The largest companies in the world all have operations in Rotterdam, and there’s an active startup accelerator, PortXL. Aside from port-related jobs, Unilever, which has dual headquarters in London and Rotterdam, is probably the largest employer, with dozens of jobs open here.
•Affordability of housing and quality of life: Score 80
Housing in Rotterdam is about 40-percent lower than in London, according to Expatistan. But let’s not kid ourselves … housing issues in the Netherlands overall aren’t going to go away any time soon, and Rotterdam – just like Eindhoven – has too many people and not enough places to put them. BUT, as you stand on the Erasmusbrug over the Maas, you can physically see that Rotterdam simply has more housing than Eindhoven. There are countless high-rise apartment buildings. One of the big trends is small apartments and houses of less than 500 square feet (50 m2) with a sign on one residential high-rise stating, “It’s not the size, it’s the view.” Welcome to the Netherlands.
• English as the main business language or at least commonly spoken: Score 100
The Netherlands and Denmark are ranked as the most English-fluent countries, with 90-plus percent of people totally fluent. English is the business language and all university classes are in English.
•International schools: Score 100
Rotterdam has three international schools: American International School, Rotterdam International Secondary School at Wolfert and International Department of the Blijberg Primary School. The most expensive is the American school, with total fees as much as 20,000 euros. The rest have tuitions under 10,000 euros. You can see our list here.

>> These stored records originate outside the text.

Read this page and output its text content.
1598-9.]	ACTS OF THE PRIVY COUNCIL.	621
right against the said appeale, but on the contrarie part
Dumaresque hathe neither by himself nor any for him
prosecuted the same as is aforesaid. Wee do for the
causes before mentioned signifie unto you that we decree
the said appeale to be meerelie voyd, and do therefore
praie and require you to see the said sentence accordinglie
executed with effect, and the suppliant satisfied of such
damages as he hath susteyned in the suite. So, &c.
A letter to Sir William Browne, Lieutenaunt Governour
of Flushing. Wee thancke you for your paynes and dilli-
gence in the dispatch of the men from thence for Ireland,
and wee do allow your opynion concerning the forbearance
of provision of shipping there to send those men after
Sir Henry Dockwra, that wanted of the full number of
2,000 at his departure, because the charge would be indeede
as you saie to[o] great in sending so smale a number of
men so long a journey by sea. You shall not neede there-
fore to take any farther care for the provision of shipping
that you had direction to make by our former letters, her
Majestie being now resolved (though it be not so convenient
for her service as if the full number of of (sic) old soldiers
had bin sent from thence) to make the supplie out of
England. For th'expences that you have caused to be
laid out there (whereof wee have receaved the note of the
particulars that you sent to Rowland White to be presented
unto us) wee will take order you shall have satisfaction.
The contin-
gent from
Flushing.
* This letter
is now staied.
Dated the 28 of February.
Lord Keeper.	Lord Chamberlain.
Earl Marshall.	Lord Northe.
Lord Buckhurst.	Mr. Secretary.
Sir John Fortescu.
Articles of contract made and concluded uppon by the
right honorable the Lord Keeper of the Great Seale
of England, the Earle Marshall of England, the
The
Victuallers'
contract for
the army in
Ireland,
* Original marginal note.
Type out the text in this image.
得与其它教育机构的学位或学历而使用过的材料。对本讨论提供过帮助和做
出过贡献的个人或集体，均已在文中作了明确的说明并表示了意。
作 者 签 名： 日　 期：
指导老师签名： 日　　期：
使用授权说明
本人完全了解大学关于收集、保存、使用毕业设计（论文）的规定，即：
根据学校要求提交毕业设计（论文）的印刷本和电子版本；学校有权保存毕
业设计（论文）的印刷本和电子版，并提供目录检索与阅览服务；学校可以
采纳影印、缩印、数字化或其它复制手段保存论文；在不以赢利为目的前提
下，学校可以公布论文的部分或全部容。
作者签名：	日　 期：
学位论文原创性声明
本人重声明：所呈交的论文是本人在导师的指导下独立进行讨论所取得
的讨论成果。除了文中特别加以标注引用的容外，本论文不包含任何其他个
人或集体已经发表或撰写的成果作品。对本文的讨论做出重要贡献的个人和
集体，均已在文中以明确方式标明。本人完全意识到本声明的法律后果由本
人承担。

• Corruption: Score 100 points
The Netherlands ranks No. 8 on Transparency International’s list, one of the least-corrupt countries in the world.
Negatives: Rotterdam, like Eindhoven, has a growing drug production and distribution problem, but there are too few police.
Update: Rotterdam is one of 12 finalist for the EU’s Capital of Innovation. The annual 1 million award recognizes the city “best able to harness innovation to improve the lives of its citizens,” according the CoI website.
Lisbon: The city we really, really wanted on the list, but Portugal still has high unemployment and too few English speakers.
Düsseldorf: One of our favorite cities, but unless you speak Germany and speak it fluently, there just aren’t that many opportunities there compared even to Frankfurt.
Berlin: Maybe in the Day, but in 2019, this is increasingly a city for the rich.
Paris: Who wouldn’t want to live in Paris? And it’s becoming a tech center.
Zagreb: Getting there as innovation becomes a driver.
Frankfurt: Has priced itself off the list as thousands of highly paid execs relocate here from London.